Assuming that the telescope that Tom linked to is the one that he uses in his observations, it only has a maximum theoretical magnification of 226x. I would contend that this is woefully inadequate to resolve human sized objects at a distance of 20 miles or more as Tom claims.
Do you agree that you can resolve a person quarter of a mile off in the distance without a telescope?
Do you agree that if you could increase your magnification by two fold (2x) you could see a person half mile off?
If so, what makes you think that you couldn't see a person 20 miles off with a magnification of 226x?
There would have been no point in conducting the experiment with one of those so-called 500x telescopes, as 200x is the maximum theoretical magnification ratio a telescope could achieve through the atmosphere.
Again and again the naive Tom Bishop lies about a subject that he does not know even the simplest basics, and believes he can fool those of us who at least know the basics of the subject.
The subject of this discussion is
resolving power, not
magnification!
Any telescope can be fitted with the right eyepiece and one or more Barlow lenses, or tele-extenders, to achieve enormous amplifications, well above the 500x he mentions. But the resolving power (the capacity to show two objects that are close to each other as two objects, not just one blob) is actually reduced when pushing a telescope to the maximum magnifications.

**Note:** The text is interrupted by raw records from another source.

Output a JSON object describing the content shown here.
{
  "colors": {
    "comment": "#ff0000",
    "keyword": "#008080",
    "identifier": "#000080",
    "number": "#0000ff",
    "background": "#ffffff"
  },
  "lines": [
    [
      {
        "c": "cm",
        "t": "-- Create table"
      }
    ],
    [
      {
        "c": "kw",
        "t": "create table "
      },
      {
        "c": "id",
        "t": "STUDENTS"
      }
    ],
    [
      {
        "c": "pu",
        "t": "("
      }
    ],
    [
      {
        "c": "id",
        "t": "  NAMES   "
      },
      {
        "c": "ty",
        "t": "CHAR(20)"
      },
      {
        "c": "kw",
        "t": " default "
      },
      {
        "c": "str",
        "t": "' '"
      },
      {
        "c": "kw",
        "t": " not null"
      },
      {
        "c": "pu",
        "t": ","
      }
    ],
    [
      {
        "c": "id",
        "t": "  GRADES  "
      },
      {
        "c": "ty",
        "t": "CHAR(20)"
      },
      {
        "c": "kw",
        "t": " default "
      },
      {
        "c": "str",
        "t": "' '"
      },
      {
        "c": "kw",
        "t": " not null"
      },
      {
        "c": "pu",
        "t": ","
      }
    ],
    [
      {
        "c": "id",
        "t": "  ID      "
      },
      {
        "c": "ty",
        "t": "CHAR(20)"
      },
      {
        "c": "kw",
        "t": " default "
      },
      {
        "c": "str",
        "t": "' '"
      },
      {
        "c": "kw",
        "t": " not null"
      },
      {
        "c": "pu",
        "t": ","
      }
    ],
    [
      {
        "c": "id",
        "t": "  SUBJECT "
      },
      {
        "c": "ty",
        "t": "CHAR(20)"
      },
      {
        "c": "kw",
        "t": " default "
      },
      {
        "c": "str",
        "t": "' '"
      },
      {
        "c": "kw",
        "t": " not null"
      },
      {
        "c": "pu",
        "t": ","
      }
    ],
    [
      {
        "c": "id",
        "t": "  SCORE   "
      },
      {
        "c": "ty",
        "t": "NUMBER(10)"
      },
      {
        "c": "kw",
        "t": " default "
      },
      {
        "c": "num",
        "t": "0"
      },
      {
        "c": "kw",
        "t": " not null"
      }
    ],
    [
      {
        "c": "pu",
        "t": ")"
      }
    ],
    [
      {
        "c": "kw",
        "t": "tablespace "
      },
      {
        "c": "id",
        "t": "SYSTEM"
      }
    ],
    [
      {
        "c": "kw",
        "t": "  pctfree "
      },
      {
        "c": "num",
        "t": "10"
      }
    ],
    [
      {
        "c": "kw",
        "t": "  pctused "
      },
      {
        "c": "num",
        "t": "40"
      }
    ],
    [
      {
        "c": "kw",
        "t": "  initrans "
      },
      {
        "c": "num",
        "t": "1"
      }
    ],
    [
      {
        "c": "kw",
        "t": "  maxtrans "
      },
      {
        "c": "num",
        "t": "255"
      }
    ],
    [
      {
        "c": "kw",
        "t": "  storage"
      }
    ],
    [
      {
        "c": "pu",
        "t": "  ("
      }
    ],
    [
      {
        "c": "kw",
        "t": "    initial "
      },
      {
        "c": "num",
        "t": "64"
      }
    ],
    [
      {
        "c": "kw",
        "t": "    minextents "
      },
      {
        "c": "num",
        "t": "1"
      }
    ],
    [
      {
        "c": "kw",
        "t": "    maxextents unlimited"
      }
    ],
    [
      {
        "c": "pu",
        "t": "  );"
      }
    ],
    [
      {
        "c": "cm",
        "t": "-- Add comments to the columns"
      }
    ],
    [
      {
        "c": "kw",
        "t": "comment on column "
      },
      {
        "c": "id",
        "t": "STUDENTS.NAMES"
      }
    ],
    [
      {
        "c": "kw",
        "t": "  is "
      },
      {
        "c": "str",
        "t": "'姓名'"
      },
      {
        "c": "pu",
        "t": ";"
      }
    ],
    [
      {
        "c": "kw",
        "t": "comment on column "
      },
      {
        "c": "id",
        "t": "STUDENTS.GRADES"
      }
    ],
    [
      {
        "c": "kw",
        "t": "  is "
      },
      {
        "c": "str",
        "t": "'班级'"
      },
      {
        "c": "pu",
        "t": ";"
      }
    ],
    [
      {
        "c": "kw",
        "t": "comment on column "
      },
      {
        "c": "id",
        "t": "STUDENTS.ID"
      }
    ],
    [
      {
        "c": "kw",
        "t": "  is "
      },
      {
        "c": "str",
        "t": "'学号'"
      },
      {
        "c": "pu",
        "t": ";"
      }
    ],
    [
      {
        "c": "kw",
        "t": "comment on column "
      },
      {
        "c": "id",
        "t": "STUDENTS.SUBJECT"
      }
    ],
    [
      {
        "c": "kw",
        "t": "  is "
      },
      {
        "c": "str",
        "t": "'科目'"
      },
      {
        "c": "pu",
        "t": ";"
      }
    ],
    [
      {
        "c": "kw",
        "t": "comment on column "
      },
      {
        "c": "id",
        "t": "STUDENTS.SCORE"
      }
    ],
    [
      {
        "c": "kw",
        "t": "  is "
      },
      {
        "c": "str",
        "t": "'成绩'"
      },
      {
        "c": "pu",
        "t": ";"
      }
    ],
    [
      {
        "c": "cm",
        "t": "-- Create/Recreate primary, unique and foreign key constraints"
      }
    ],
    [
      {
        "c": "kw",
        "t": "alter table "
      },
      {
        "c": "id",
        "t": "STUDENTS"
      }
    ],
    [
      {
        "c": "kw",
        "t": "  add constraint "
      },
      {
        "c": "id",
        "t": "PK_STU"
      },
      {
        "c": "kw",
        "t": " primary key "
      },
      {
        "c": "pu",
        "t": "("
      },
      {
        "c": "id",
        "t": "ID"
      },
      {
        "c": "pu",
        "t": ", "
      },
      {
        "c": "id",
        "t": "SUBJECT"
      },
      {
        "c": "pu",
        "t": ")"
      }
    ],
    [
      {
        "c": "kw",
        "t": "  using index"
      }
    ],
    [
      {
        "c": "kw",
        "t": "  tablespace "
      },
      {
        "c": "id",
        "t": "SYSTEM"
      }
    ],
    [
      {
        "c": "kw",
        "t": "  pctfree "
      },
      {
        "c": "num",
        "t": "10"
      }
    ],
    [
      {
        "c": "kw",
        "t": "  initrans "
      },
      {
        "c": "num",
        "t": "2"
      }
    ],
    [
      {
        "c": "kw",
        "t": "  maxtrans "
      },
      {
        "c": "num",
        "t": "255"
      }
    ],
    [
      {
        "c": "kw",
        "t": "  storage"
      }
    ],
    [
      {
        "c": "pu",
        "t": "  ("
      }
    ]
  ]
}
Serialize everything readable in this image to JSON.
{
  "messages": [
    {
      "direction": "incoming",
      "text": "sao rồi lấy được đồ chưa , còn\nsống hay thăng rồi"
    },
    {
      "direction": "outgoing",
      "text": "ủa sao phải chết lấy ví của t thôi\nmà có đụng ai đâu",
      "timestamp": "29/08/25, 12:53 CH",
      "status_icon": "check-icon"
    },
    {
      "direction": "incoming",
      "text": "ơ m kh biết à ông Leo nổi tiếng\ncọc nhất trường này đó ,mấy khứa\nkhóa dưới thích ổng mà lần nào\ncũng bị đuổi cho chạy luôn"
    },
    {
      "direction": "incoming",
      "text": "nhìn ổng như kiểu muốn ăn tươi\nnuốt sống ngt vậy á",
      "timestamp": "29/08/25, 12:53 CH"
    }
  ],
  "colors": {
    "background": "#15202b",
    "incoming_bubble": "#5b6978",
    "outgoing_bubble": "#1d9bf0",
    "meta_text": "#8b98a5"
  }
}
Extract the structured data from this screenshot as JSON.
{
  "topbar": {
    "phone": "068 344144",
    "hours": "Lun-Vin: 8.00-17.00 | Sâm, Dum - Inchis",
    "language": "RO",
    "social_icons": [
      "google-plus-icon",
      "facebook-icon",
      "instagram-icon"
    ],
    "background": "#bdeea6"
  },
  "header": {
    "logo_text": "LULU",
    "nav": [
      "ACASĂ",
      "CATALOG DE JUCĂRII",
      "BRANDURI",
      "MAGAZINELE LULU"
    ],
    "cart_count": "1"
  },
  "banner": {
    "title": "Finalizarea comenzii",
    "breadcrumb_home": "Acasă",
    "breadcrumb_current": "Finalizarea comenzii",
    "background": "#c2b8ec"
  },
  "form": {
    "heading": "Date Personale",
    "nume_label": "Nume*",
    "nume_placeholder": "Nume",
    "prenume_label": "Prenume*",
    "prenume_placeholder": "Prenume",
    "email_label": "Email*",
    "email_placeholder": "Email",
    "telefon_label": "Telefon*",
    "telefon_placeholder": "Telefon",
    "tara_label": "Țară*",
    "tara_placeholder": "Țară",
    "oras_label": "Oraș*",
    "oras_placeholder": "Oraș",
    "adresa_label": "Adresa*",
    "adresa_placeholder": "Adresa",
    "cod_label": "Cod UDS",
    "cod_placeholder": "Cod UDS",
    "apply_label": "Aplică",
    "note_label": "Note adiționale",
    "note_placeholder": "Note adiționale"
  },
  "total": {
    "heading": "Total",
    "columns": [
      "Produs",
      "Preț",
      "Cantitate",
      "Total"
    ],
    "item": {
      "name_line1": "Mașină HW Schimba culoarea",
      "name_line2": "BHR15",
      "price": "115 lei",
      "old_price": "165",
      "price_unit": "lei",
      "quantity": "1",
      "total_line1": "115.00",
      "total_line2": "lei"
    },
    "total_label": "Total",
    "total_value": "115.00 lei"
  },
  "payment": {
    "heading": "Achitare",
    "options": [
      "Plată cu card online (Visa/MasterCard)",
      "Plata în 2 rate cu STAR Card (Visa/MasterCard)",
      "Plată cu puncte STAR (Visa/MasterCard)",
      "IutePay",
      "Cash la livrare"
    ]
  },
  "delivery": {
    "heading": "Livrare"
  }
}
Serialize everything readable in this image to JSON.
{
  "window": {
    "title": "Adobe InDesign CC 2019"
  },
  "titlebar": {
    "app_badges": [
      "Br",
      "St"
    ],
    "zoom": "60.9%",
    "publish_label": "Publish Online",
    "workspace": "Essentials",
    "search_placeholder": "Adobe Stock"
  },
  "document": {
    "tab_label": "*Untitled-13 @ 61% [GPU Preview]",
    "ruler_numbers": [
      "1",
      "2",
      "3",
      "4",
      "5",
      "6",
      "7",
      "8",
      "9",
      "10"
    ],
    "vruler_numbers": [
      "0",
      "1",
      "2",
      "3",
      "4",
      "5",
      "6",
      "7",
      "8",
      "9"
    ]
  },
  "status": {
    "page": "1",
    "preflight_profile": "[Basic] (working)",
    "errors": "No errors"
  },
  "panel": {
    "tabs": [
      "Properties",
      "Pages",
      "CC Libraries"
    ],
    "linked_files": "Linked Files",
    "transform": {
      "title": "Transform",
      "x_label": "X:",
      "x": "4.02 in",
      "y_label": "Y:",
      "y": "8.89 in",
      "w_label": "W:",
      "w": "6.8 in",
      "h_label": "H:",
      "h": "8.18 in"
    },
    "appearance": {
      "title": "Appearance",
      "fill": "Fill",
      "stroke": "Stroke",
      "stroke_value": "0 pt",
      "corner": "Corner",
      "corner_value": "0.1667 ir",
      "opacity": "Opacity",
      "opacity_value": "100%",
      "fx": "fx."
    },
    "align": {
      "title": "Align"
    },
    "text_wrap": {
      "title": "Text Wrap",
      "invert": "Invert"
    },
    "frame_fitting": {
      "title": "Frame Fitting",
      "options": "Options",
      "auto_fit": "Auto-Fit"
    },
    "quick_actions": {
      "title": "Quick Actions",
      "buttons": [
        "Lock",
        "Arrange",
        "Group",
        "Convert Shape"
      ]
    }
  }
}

Anyone who does the arithmetic that Tom Bishop is doing is, in effect, shouting to the four winds that he has never used a telescope. He does not understand that we are talking about limitations imposed by the fact that light is a wave of some 400 to 700 nanometers of wavelength, and that not even a 4.5 inch super-telescope brought here by the aliens could break the limit we are talking about.
All of us who have used telescopes instead of copy-pasting images of them from the Internet have looked at some object with a medium magnification and then with the maximum possible magnification, only to see that the image is less sharp and that under some circumstances you actually see less detail, not more.
Once again, the calculations shown in this forum many times, two of them by me, assume a "perfect" telescope of 4.5 inches of aperture, just like the one in the photo, not a real life, imperfect telescope, and even we have shown that people would be seen as indiscernible blotches, only the biggest beach balls would be seen as indiscernible blotches, small beach balls, arms, legs and frisbees would not be seen at all.
And using the calculations shown by ClockTower, which are based on real life telescopes, not "perfect" ones, with a 4.5 inch telescope no people at all can be seen, not even giants. It would take a much larger 16 inch telescope to see an 8 feet person.
Of course, Tom Bishop could take a photo or otherwise demonstrate that what he claims he sees is real, and then he would rewrite all optics books ever written and could revolutionize all physics based on waves.